Su kirliliği üzerine çalışmak
Bingazi Üniversitesi Fen Fakültesi Botanik Bölümü Profesörü Fayrouz Abdul Qader Al-Araibi, su kirliliği üzerine çalışmalarının olduğunu belirterek, “Araştırma ve çalışma için su kirliliği konusunu seçmek, insan, hayvan ve bitki yaşamı ve genel olarak ekosistemler üzerindeki çevre ve sağlık açısından büyük önem taşıyordu bu nedenle bu alanı seçme gereği duydum. Şu anda Bingazi'deki hastanelerde çalışıyorum, sağlık tesisleri üzerinde çalışmayı seçtim çünkü bunlar en önemli, hassas ve kirlilikten etkilenen tesisler” dedi.
Fayrouz Abdul Qader Al-Araibi “Yakın zamanda yayınlanan bir rapora göre Libya kişi başına su tüketimi açısından günde yaklaşık 2 bin 390 litre ile dünyada diğer ülkeler arasında15’inci sırada yer alıyor” diyerek, bu oranın da başka ülkelere göre su tüketimi açısından üç katına denk geldiğini belirtti.
‘Su tasarrufu konusunda farkındalık yok’
Libya'daki ana su kaynağının yaklaşık yüzde 80 oranında yeraltı suyu olduğunu kaydeden Fayrouz Abdul Qader Al-Araibi başka su kaynaklarının bulunmadığını ve bu durumun gelecek açısından kuraklığa yol açabileceğine dikkat çekti.
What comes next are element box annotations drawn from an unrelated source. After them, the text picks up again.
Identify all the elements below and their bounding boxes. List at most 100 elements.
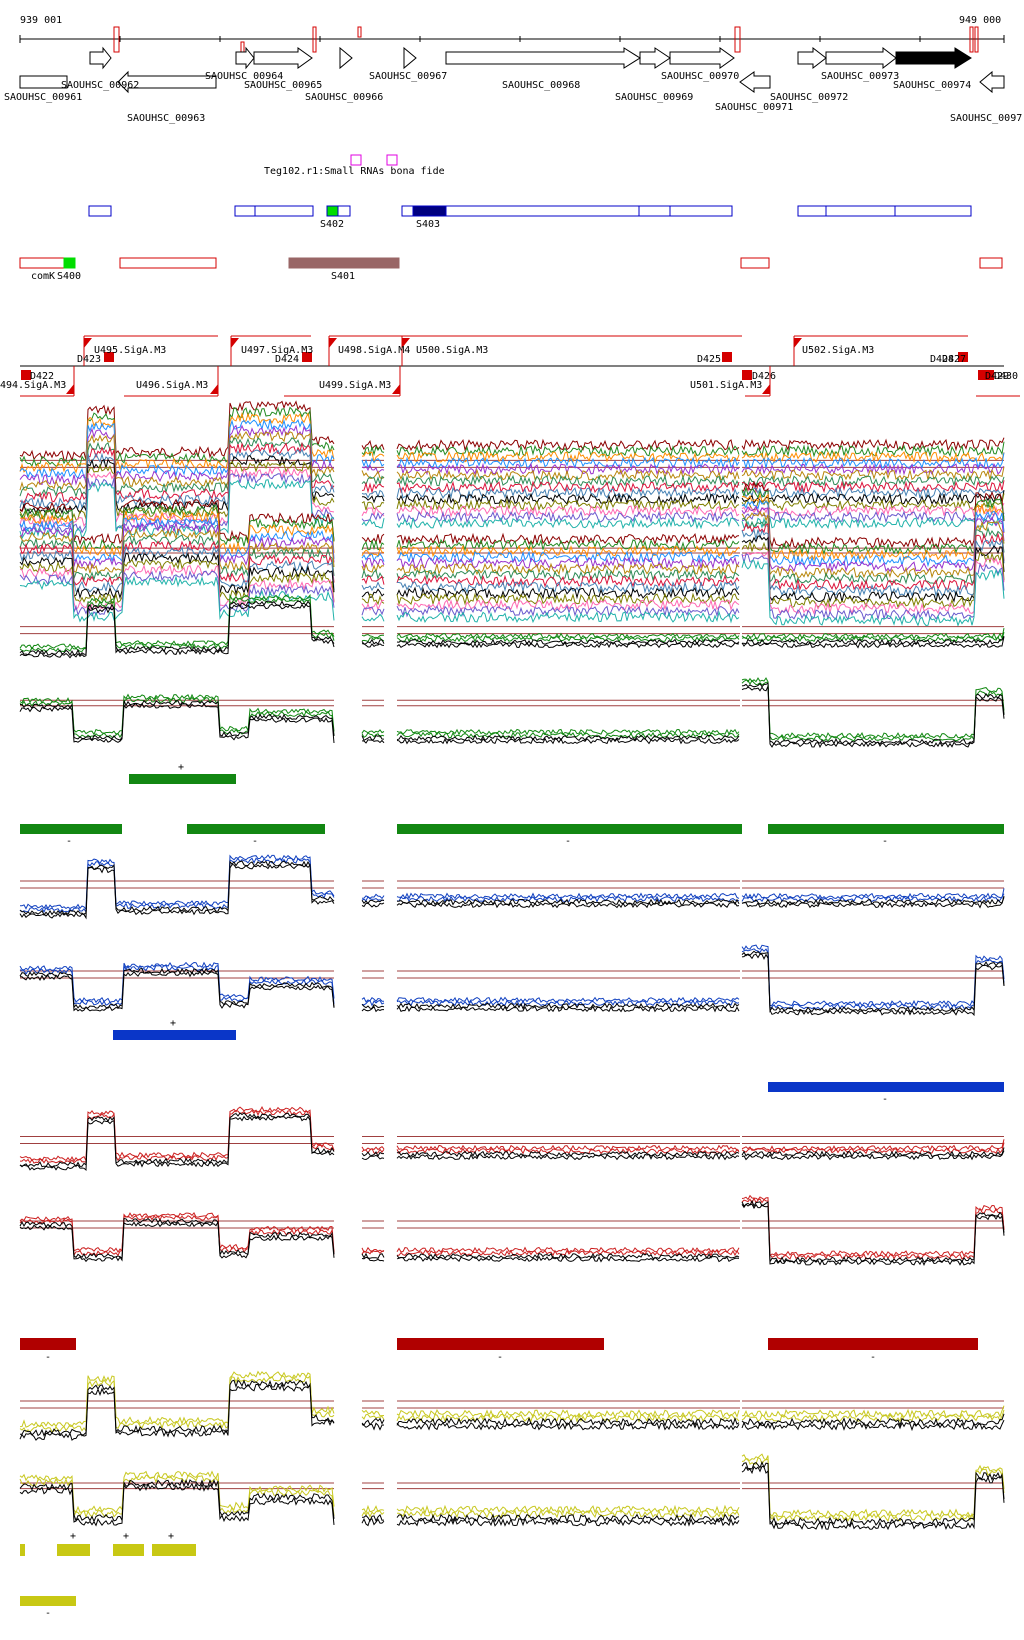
- segment-s400[interactable]: [63, 257, 76, 269]
- diff-bar[interactable]: [768, 1082, 1004, 1092]
- promoter-label[interactable]: D427: [942, 354, 966, 365]
- promoter-label[interactable]: D429: [985, 371, 1009, 382]
- diff-bar[interactable]: [57, 1544, 90, 1556]
- coordinate-axis: 939 001 949 000: [19, 15, 1005, 53]
- segment[interactable]: [669, 205, 733, 217]
- promoter-label[interactable]: D423: [77, 354, 101, 365]
- gene-saouhsc-00970[interactable]: SAOUHSC_00970: [661, 47, 739, 82]
- gene-saouhsc-00964[interactable]: SAOUHSC_00964: [205, 46, 283, 82]
- diff-bar[interactable]: [113, 1030, 236, 1040]
- promoter-label[interactable]: U495.SigA.M3: [94, 345, 166, 356]
- track-blue-minus: [19, 944, 1005, 1017]
- promoter-label[interactable]: D422: [30, 371, 54, 382]
- diff-bar[interactable]: [20, 824, 122, 834]
- diff-bar[interactable]: [129, 774, 236, 784]
- gene-saouhsc-00968[interactable]: SAOUHSC_00968: [445, 47, 641, 91]
- gene-label: SAOUHSC_00962: [61, 80, 139, 91]
- track-all-samples-plus: [19, 400, 1005, 540]
- promoter-label[interactable]: U497.SigA.M3: [241, 345, 313, 356]
- promoter-label[interactable]: D428: [930, 354, 954, 365]
- gene-label: SAOUHSC_00974: [893, 80, 971, 91]
- promoter-label[interactable]: 494.SigA.M3: [0, 380, 66, 391]
- diff-bar[interactable]: [397, 824, 742, 834]
- small-rna-mark[interactable]: [350, 154, 362, 166]
- diff-bar[interactable]: [152, 1544, 196, 1556]
- gene-label: SAOUHSC_00969: [615, 92, 693, 103]
- gene-saouhsc-00961[interactable]: SAOUHSC_00961: [4, 75, 82, 103]
- gene-saouhsc-0097x[interactable]: SAOUHSC_0097: [950, 70, 1022, 124]
- promoter-label[interactable]: D425: [697, 354, 721, 365]
- diff-bar[interactable]: [20, 1338, 76, 1350]
- diff-bar[interactable]: [768, 1338, 978, 1350]
- strand-minus: -: [66, 836, 72, 847]
- segment[interactable]: [740, 257, 770, 269]
- segment[interactable]: [234, 205, 256, 217]
- track-yellow-plus: [19, 1370, 1005, 1441]
- promoter-label[interactable]: U501.SigA.M3: [690, 380, 762, 391]
- segment-s402[interactable]: [326, 205, 339, 217]
- gene-saouhsc-00967[interactable]: SAOUHSC_00967: [369, 46, 447, 82]
- gene-saouhsc-00974[interactable]: SAOUHSC_00974: [893, 47, 972, 91]
- track-green-plus: [19, 593, 1005, 659]
- gene-saouhsc-00969[interactable]: SAOUHSC_00969: [615, 47, 693, 103]
- segment-s401[interactable]: [288, 257, 400, 269]
- segment[interactable]: [401, 205, 414, 217]
- segment-label: S403: [416, 219, 440, 230]
- segment[interactable]: [337, 205, 351, 217]
- strand-minus: -: [252, 836, 258, 847]
- segment[interactable]: [797, 205, 827, 217]
- gene-saouhsc-00963[interactable]: SAOUHSC_00963: [117, 70, 217, 124]
- strand-plus: +: [178, 762, 184, 773]
- segment[interactable]: [119, 257, 217, 269]
- diff-bar[interactable]: [768, 824, 1004, 834]
- segment[interactable]: [638, 205, 671, 217]
- strand-minus: -: [497, 1352, 503, 1363]
- promoter-label[interactable]: U499.SigA.M3: [319, 380, 391, 391]
- promoter-flags: [21, 338, 994, 394]
- diff-bar[interactable]: [20, 1596, 76, 1606]
- blue-diff-bars: + -: [113, 1018, 1004, 1105]
- diff-bar[interactable]: [113, 1544, 144, 1556]
- gene-saouhsc-00972[interactable]: SAOUHSC_00972: [770, 46, 848, 103]
- segment[interactable]: [88, 205, 112, 217]
- gene-saouhsc-00973[interactable]: SAOUHSC_00973: [821, 46, 899, 82]
- red-diff-bars: - - -: [20, 1338, 978, 1363]
- gene-label: SAOUHSC_00973: [821, 71, 899, 82]
- gene-label: SAOUHSC_0097: [950, 113, 1022, 124]
- promoter-label[interactable]: D424: [275, 354, 299, 365]
- segment[interactable]: [254, 205, 314, 217]
- segment[interactable]: [979, 257, 1003, 269]
- promoter-label[interactable]: U502.SigA.M3: [802, 345, 874, 356]
- small-rna-mark[interactable]: [386, 154, 398, 166]
- segment-label: comK: [31, 271, 55, 282]
- promoter-label[interactable]: D430: [994, 371, 1018, 382]
- gene-saouhsc-00971[interactable]: SAOUHSC_00971: [715, 71, 793, 113]
- segment-track-upper: S402 S403: [88, 205, 972, 230]
- gene-label: SAOUHSC_00961: [4, 92, 82, 103]
- strand-plus: +: [168, 1531, 174, 1542]
- gene-saouhsc-00962[interactable]: SAOUHSC_00962: [61, 46, 139, 91]
- segment[interactable]: [894, 205, 972, 217]
- gene-label: SAOUHSC_00972: [770, 92, 848, 103]
- track-blue-plus: [19, 854, 1005, 920]
- promoter-label[interactable]: D426: [752, 371, 776, 382]
- promoter-label[interactable]: U496.SigA.M3: [136, 380, 208, 391]
- gene-label: SAOUHSC_00964: [205, 71, 283, 82]
- segment[interactable]: [825, 205, 896, 217]
- diff-bar[interactable]: [187, 824, 325, 834]
- segment-s403[interactable]: [412, 205, 447, 217]
- gene-saouhsc-00965[interactable]: SAOUHSC_00965: [244, 47, 322, 91]
- gene-saouhsc-00966[interactable]: SAOUHSC_00966: [305, 46, 383, 103]
- diff-bar[interactable]: [20, 1544, 25, 1556]
- green-diff-bars: + - - - -: [20, 762, 1004, 847]
- axis-feature-marks: [113, 26, 979, 53]
- diff-bar[interactable]: [397, 1338, 604, 1350]
- promoter-label[interactable]: U498.SigA.M4: [338, 345, 410, 356]
- segment[interactable]: [445, 205, 640, 217]
- gene-label: SAOUHSC_00971: [715, 102, 793, 113]
- promoter-label[interactable]: U500.SigA.M3: [416, 345, 488, 356]
- gene-label: SAOUHSC_00967: [369, 71, 447, 82]
- segment-comk[interactable]: [19, 257, 65, 269]
- small-rna-track: Teg102.r1:Small RNAs bona fide: [264, 154, 445, 177]
- strand-minus: -: [45, 1352, 51, 1363]
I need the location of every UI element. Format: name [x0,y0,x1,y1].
Fayrouz Abdul Qader Al-Araibi korkutucu tüketimin nedenlerinden birinin de su tasarrufunun önemi konusunda halk arasında farkındalığın olmadığını sözlerine ekledi.
Libya'nın az yağış alan bir ülke olduğunu vurgulayan Abdul Qader Al-Araibi şunları belirtti: “ Libya su kaynakları açısından zengin değil. Tarım ve sanayinin yol açtığı kirlilik kaynakları var. Tarımsal kirlilikten çiftçinin kendi atıklarının suya sızdığı yüksek oranda kimyasallara dayanan aşırı gübre kullanımını kastediyoruz ve bu atık sızdığında, kesinlikle oksijen yüzdesini azalttığı ve dolayısıyla suda yaşayan organizmaların yaşamını etkilediği için olumsuz bir etkiye sahiptir. Sanayi daha yüksek kirlilik oranına sahiptir. Fabrika atıkları ve kanalizasyonun cıva ve kurşun gibi ağır metallerin yanı sıra petrol atıkları içeriyor. Bu kirleticiler toplumdaki bireylerin sağlığı üzerinde kesinlikle büyük bir etkisi var. Su kirliliği nedeniyle yaygınlaşan bakterilerin insan sağlığı üzerinde etkisi var ve bu suyun analizlerini yaptığımda, farklı bağırsak enfeksiyonlarına çoğu hastalığa neden olan farklı bakteri türleriyle kirlenme yüzdesinin çok büyük olduğunu gördüm.”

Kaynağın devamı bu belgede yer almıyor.